Check this out -and generally stalk her blog (she is my favorite blogger these days): 24 Surprising Things About Parenting in the United States.
Sunday, October 12, 2014
At last an update!
It's been too long. Way too long! An update is in order.
JUDE IS BORN! Well that's an update all right. Our little guy was born 3 weeks and 2 days early on August 29th. He's been a delight since. I am quite in love with him. Léo has had to adjust (whole post coming on that one) but overall we're all doing pretty well. A few things:
- I started feeling strong contractions at 3:30am -they woke me up- and gave birth at 6:10am. Yup, fast. And painful. Oh my word, painful. But fast. Yay!
- He eats every 3 hours (4-5 during the night! That didn't happen with Léo and I'm overjoyed, but I am not controlling anything and am so afraid he's going to start waking up in the middle of the night and stay awake). He's quite a chunky baby now. He went from 19 inches and 6 pounds to 21.5 inches and almost 10 pounds in 3 weeks. I love his baby fat rolls!
- He sleeps the rest of the time. He's just starting to be awake during the day, now at 6 weeks. And he's also starting to resist naps. Awesome.
- He loves his pacifier. He eats super fast (I have a fast flow) so he needs to suck on something. Léo did, too. Pacifier to the rescue! That being said, that thing should have its own circle of hell. It's great when it sticks in his mouth but all hell breaks lose when the thing falls. Oy.
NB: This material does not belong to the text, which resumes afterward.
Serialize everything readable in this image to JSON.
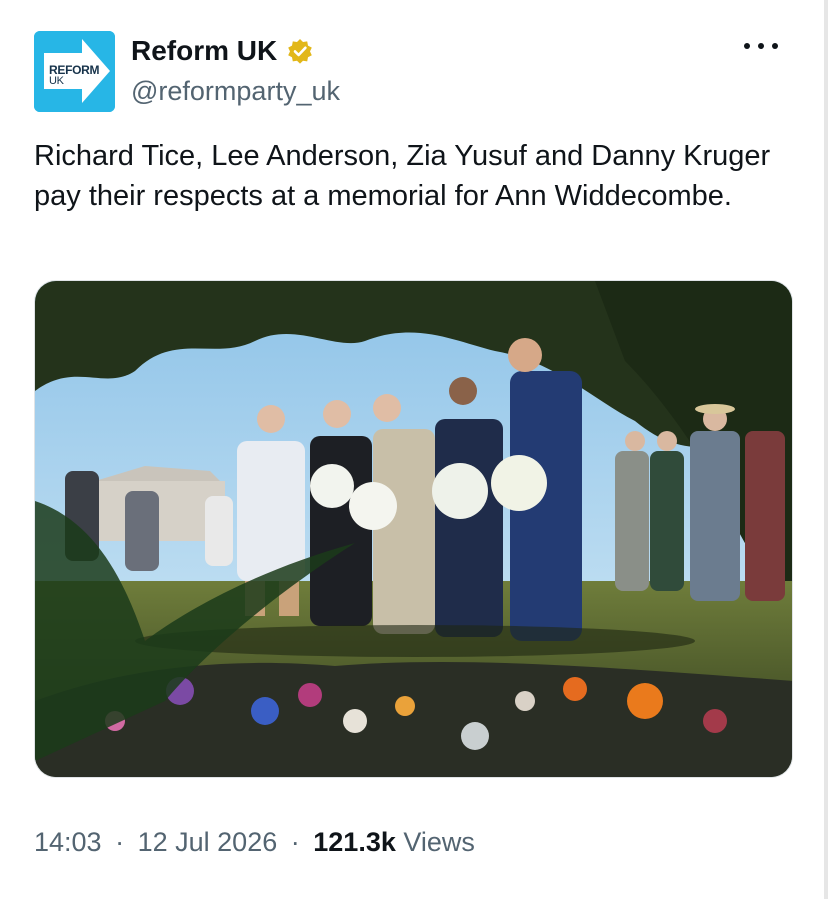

- I love not working. I love my job but I am already really sad that the thought of going back to work in 5 weeks. Jude will only be 2.5 months. Léo was 3.5 months when I went back to work and I thought it was early. Jude will most likely be in daycare for 8-9 hours per day right when he starts being an awesome baby who smiles and cooes. The US and its lack of paid leave... Infuriating.
- Léo did really well the first 2 weeks despite having a brother and starting in a new school all within a few days. But he's having a hard time now. Tantrums galore. That is a bit hard, but understandable. I love my cool a lot, so I apologize a lot. We're all learning here.
- It seems that whenever I start drinking my coffee or eating he wakes up. Uncool, child.
- Speaking of drinking... Wine has returned into my life. Ah, the joy.
- Raising a newborn can be quite lonely. Good thing I am an introvert who loves her books and TV. Still, I wish I could see more people and make new friends (but actually just typing that makes me cringe. I wish I could see my current friends more). Maybe I'll start going to museums during the week. The Baby Bjorn should help (I splurged on the new one that's better for babies' hips).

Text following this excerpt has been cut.